Şimdi üç mahkûma dönerek, sözlerine devam etti:
– Peki, ben sizi tanıyorum! Brevet! Hatırlıyor musun?…
Bir an duraksadı, sonra ekledi:
– O cezaevinde taktığın kareli örme askıları hatırlıyor musun?
Brevet, korkuyla titreyerek ona baktı. M. Madeleine, devam etti:
– Chenildieu, kendine Jenie-Dieu diyen adam, sağ omzunda derin bir yanık var; çünkü bir gün o omzunu köz dolu bir sobaya koydun, üzerindeki T. F. P. harflerini silmek için, ama hâlâ görülebiliyor. Doğru mu?
– Doğru, dedi Chenildieu.
Cochepaille’ye döndü:
– Cochepaille, sol kolunun kanaması yakınlarında mavi harflerle kazınmış bir tarih var, bu tarih, 1 Mart 1815’te İmparator’un Cannes’a çıkış tarihidir. Koluğunu kaldır.

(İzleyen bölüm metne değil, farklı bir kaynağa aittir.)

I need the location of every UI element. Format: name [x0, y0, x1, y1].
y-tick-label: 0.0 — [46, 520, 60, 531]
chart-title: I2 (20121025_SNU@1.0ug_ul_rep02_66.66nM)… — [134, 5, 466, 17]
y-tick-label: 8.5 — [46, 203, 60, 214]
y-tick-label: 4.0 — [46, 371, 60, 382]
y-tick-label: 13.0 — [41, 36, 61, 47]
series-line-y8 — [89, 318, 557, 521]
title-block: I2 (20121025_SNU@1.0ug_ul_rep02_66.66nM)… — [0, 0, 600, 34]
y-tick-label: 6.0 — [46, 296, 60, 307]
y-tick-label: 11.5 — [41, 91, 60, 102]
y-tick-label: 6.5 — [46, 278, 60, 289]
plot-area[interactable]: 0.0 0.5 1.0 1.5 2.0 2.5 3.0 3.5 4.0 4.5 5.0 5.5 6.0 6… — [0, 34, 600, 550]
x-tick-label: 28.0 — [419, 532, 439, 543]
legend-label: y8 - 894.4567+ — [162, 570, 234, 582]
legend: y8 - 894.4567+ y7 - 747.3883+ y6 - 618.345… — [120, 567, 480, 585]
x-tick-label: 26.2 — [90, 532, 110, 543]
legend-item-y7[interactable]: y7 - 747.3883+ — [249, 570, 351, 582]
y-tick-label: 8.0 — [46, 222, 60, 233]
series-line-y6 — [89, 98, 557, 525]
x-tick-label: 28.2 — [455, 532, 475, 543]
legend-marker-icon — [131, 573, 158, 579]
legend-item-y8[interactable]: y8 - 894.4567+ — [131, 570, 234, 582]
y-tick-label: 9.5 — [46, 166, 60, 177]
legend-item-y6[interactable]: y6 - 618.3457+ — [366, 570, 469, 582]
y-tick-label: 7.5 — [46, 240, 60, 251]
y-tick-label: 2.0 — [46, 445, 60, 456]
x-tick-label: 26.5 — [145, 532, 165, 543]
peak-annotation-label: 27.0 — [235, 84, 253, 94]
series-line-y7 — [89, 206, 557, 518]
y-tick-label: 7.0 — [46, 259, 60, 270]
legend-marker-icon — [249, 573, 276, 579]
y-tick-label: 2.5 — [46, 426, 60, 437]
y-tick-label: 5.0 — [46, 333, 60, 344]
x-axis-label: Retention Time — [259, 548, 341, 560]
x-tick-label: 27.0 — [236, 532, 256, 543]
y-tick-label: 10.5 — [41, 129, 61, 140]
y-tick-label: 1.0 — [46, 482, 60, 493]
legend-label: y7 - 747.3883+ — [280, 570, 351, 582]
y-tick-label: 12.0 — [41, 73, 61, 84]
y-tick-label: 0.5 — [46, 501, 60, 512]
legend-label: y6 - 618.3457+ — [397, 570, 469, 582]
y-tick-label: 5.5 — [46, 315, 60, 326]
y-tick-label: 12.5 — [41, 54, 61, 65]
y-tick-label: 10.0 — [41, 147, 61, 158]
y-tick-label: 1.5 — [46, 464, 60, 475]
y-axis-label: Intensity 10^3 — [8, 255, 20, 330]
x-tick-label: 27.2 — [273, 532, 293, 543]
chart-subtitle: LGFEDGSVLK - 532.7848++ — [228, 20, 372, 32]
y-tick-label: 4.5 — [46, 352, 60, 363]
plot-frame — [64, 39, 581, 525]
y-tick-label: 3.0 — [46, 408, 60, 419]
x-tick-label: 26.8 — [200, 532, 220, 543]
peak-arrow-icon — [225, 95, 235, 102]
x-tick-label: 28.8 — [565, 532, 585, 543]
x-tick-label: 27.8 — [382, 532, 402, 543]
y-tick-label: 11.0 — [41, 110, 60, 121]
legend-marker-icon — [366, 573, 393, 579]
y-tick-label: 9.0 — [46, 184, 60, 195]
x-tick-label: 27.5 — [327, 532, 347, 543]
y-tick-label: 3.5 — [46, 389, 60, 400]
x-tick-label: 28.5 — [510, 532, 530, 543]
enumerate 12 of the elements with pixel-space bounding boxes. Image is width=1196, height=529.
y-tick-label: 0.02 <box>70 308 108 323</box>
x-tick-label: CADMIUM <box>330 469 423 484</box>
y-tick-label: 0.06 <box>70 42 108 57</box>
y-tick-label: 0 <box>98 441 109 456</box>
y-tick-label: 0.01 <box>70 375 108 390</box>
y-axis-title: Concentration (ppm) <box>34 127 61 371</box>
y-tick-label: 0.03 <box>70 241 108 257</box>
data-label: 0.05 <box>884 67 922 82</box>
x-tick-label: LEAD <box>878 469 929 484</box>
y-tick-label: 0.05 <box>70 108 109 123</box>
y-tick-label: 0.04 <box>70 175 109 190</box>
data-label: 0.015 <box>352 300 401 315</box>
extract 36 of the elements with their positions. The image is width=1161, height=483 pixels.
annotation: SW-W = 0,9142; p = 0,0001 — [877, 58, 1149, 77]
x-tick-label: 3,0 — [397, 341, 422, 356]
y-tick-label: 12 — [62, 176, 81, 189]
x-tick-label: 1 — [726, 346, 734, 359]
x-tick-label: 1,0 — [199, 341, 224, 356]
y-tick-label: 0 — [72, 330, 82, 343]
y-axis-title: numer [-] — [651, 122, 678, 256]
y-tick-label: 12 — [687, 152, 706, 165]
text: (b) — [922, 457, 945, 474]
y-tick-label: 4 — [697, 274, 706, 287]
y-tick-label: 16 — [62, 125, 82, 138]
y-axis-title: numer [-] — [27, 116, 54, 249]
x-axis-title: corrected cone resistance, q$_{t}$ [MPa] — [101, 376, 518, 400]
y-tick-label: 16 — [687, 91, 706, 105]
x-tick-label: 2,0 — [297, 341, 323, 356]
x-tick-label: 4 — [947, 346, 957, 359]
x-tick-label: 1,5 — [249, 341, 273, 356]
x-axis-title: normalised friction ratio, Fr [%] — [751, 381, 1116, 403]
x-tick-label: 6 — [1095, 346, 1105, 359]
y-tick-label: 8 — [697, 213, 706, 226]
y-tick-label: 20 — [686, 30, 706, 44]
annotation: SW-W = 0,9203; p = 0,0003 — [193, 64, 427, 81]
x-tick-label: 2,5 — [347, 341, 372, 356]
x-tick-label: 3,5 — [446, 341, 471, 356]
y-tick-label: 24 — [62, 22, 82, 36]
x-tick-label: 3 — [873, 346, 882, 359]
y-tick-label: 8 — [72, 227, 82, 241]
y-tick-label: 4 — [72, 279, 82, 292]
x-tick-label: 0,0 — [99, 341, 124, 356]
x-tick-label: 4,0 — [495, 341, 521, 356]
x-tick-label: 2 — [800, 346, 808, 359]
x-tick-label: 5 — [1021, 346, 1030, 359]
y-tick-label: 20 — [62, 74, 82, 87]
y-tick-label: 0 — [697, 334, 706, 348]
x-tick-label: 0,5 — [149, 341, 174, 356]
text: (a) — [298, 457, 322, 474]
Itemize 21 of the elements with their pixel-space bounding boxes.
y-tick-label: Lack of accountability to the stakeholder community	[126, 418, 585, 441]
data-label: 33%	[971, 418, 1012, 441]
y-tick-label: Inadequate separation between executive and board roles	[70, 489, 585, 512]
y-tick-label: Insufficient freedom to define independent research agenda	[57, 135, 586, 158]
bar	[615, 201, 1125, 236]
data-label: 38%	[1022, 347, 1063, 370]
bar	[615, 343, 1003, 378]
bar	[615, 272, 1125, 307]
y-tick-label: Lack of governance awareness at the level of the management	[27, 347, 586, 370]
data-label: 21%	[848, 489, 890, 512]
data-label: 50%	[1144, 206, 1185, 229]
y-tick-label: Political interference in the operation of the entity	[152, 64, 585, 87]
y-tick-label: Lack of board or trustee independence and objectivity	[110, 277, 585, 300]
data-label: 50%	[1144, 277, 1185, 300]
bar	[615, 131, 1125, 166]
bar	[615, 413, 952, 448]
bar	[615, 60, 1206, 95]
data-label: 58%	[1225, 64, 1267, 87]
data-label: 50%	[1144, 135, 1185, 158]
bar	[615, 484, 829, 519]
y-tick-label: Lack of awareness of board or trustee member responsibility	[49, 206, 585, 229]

Cochepaille kolunu kaldırdı ve herkesin bakışları o çıplak kola odaklandı. Bir jandarma lambayı yaklaştırdı; tarih gerçekten de vardı.
Yoksul adam, salona ve yargıçlara dönüp, çok az kişinin görebileceği o gülümseme ile konuştu. Bu, zaferin gülümsemesi olduğu kadar umutsuzluğun da gülümsemesiydi.
– Görüyorsunuz, dedi, ben Jean Valjean’ım.
O salonda artık ne yargıçlar, ne savcılar, ne jandarmalar vardı; sadece sabit bakışlar ve duygusal kalpler vardı. Kimse, herkesin hangi rolü oynaması gerektiğini hatırlamıyordu; savcı, savcılık yapmayı unutmuştu, başkan başkanlık, savunma avukatı ise savunma yapmayı. İlginç bir şekilde, hiçbir soru sorulmadı, hiçbir otorite müdahale etmedi. Büyük olayların özelliği, tüm ruhları ele geçirmeleri ve tüm tanıkları izleyici yapmalarıdır. Belki hiç kimse, ne hissettiğini anlamıyordu, belki de kimse içsel olarak orada parlayan büyük ışığı görmüyordu; ancak hepimiz aydınlandık.